The biggest derby in Scottish football next season is not going to be between the Old Firm, Celtic and Rangers are still a league apart. It’s probably not going to be the Edinburgh derby either, with Hearts’ relegation to the Championship and the unlikely prospect of Hibs joining them. Unless Dundee are promoted to the Premiership, or Ross County fall foul of the relegation play-off, it will be the Highland Derby between County and Inverness Caledonian Thistle. This rivalry has come a long way from its roots in the old Highland League and has much more significance to it than the mainstream media and football fans of the South recognise.

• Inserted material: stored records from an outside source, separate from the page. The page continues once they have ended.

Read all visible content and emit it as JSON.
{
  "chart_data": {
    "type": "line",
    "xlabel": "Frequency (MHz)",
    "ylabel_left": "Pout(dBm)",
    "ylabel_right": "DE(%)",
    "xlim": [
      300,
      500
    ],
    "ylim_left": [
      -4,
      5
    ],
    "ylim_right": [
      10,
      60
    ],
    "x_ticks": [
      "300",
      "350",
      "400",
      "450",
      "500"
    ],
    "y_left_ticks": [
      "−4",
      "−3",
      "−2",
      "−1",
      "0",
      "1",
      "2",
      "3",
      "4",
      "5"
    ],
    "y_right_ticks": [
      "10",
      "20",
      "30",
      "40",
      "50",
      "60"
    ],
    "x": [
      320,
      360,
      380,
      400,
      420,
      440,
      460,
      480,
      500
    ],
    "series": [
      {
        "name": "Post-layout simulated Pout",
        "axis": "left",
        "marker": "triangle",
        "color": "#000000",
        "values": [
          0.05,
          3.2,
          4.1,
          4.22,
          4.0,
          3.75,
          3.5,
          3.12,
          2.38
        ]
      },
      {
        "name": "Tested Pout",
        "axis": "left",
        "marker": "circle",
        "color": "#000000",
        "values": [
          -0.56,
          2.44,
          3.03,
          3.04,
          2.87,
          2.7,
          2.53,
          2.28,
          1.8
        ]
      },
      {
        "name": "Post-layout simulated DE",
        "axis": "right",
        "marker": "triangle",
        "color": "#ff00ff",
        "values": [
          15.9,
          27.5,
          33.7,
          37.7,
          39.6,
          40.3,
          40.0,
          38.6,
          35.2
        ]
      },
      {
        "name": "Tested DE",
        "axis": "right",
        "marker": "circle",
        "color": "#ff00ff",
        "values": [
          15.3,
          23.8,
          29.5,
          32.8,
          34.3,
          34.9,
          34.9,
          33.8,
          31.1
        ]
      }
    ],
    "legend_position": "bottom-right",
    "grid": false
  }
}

The “Cold Firm” derby between ICT and Ross County began only twenty years ago, when the Inverness team were formed by a merger of two of the city’s football clubs: Caledonian and Inverness Thistle. Those two teams had themselves been rivals in the Highland League, but were amalgamated under the guidance of the Highland Council who were looking to gain a representative for the Highlands in the Scottish Football League for the first time as two new places became available because of league reconstruction. This new team, Inverness Caledonian Thistle, were elected, but so too were a team familiar to them as former Highland League adversaries from only 13 miles away: Ross County.
The Highland League rivalry between Caledonian and Thistle might well have been stronger than that of Ross County’s with their chosen adversary Caledonian. The old County / Caley derby came and went in fits and bursts, generally only when both sides were fighting at the precipice of the Highland League such as in the late 60s, early 70s and in the 90s. The Inverness teams though were undoubtedly up against each other, fighting for supremacy of the city alongside the occasional challenge from Clachnacuddin. Despite their rivalry though, the boards of both clubs decided that they should answer the Council’s call and join forces to bring senior league football to the Highland capital. The merger between the two teams was a decision that many supporters of both Caledonian and Thistle decried and couldn’t believe. Thistle fans felt particularly hard done by; losing their traditional home ground in the process. They were now sharing their team with the enemy. This paved the way for many disenfranchised Invernesians to look across the Kessock Bridge for a football team to support that wouldn’t treat them this way. Many of Ross County’s current supporters now hail from Inverness and it was claimed that in their first season in the SPL that there were more Ross County season ticket holders from Inverness than ICT had. Whether this claim was true or not has never been substantiated, but the rumour certainly would appear to have some basis in fact. The bitterness of the Inverness club’s formation is still a bone of contention between fans today.
As both Highland sides entered the Third Division their derby was formed from the old one between Caledonian and Ross County with the added spice of Invernesian fans opposing their old teams’ new form. Crowds for even the first Highland Derbies were exceedingly good for the Third Division, with both clubs’ average attendances of between 500 and 1500 being at least doubled if not more when the derby came around. There was an atmosphere about the games that proved that the rivalry between the teams wasn’t just conjured up because the teams needed one but that it was genuine. Although games between the two teams didn’t necessarily flaunt the finest technical ability that Scottish football had to offer – they were generally interesting affairs.
These features of the Highland Derby still ring true today as both clubs face each other in Scottish football’s highest echelon. Matches between the two sides still attract some of the highest attendances for both clubs of the season. The fixture is now regularly picked up by broadcaster BT Sport to be televised nationally and has a habit of being a high-scoring affair for the cameras, at least when the floodlights stay on.